According to Judge Kramer, the First Amendment does not protect the agencies' ratings, making him at least the second judge to so hold in a state law claim. Unfortunately, an opinion hasn't yet been released, so it's not clear what his decision will mean for other cases.

Senator Specter's Trying to Punish Aiding and Abetting Financial Fraud

As AmLaw Litigation Daily reports, Senator Arlen Specter (D-Penn.) has introduced an amendment to the financial reform bill being debated that would undo a court case holding that aiders and abetters of financial fraud aren't liable to shareholders. If his amendment gets onto the bill and the bill passes, prosecutors will have a powerful new tool to go after financial fraud. Frankly, it's amazing they don't have it already; with other sorts of crime, aiders and abetters are easily prosecuted. Why not financial fraudsters?

Shareholders Sue Goldman

Late Monday Goldman Sachs (GS) filed an 8-K with the Securities and Exchange Commission, disclosing six shareholder suits against Goldman but not discussing the criminal investigation, reports Corporate Counsel.
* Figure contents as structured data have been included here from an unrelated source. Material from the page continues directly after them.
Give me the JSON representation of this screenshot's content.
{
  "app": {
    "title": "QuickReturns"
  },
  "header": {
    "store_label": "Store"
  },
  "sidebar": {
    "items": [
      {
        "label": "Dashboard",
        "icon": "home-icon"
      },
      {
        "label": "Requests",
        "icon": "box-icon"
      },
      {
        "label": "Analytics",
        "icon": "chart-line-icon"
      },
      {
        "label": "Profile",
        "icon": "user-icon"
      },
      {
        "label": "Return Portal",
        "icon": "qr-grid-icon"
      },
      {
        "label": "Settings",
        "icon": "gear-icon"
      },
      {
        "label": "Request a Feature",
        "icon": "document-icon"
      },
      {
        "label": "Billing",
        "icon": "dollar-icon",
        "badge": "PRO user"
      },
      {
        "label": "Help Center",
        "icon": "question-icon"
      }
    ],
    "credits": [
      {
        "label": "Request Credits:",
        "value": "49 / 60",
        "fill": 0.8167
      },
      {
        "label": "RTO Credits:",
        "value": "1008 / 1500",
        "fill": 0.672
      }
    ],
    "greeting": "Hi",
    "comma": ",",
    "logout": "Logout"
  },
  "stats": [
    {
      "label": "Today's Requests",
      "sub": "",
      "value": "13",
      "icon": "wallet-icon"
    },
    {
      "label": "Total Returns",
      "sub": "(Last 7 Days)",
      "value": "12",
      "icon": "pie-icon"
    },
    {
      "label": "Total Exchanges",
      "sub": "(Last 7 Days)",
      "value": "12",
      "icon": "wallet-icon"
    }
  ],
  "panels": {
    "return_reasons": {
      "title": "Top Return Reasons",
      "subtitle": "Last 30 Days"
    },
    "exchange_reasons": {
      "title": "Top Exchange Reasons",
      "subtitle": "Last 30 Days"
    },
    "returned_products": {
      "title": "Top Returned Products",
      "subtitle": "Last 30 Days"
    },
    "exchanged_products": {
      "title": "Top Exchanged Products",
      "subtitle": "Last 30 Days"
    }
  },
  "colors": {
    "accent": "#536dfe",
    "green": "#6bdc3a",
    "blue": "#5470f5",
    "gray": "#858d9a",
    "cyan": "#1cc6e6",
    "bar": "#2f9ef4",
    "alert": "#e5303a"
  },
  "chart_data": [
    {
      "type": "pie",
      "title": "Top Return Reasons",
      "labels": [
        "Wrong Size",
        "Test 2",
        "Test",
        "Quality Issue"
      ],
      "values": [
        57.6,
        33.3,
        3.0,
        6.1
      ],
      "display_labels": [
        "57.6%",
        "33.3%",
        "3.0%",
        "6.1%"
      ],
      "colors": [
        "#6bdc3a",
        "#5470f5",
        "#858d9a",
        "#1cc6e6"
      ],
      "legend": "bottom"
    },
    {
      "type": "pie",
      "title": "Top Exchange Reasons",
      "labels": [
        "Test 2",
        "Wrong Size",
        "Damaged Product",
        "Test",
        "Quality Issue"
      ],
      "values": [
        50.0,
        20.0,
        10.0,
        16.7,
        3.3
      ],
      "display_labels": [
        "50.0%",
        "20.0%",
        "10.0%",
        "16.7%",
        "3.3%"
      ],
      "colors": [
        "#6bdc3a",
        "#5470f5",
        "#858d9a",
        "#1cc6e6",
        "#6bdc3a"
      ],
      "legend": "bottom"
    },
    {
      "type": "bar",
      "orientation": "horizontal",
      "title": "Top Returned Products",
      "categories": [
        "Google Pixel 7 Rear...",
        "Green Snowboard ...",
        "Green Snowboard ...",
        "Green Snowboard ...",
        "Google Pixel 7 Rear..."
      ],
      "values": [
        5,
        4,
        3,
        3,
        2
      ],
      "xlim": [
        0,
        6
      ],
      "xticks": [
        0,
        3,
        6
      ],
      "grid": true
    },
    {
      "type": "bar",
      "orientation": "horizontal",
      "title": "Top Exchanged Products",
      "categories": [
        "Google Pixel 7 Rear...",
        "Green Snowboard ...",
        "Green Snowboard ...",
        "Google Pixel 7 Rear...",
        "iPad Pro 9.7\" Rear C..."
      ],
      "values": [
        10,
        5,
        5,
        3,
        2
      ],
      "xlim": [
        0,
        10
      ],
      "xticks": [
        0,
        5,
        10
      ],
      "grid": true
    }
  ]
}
Feds to State Insurance Commissioners: Check WellPoint's Math

The Wall Street Journal reports that an investigation of WellPoint (WLP) by U.S. Health and Human Services Secretary Kathleen Sebelius found that the health insurer's requests for massive rate hikes in California -- 39% -- were based on faulty math. Secretary Sebelius advised all state insurance regulators to double-check WellPoint's math in their state's filings. I wonder how widespread WellPoint's errors are, and if it's the only company with faulty -- and thus inflated -- numbers...

And in the Business of Law...

Greenberg Traurig wins a malpractice claim; the ABA Journal reports the jury agreed GT wasn't responsible for paying fees that went unpaid, costing the client a patent, because the client had fired GT before the fees were due.

A female partner suing her old firm, Dickie, McCarney & Chilcote, for sex discrimination first has to establish that she's an employee. She lost at the trial court level but is now arguing to the Third Circuit that despite being a "partner," the partners above her controlled her compensation, her employment status, and the conditions of her job, making her an employee, explains AmLaw Daily.

Above the Law has a depressing new thread, "Which Firms Are Pulling Offers?"ATL notes that graduating law students are devastated at any time when a firm job offer is canceled -- but it's especially tough to withdraw an offer now as students are graduating, moving, and studying for the bar. What if a graduate relocates across the country and studies for a state bar exam, only to find he or she no longer has a job there? One can only hope the firms help the graduates out.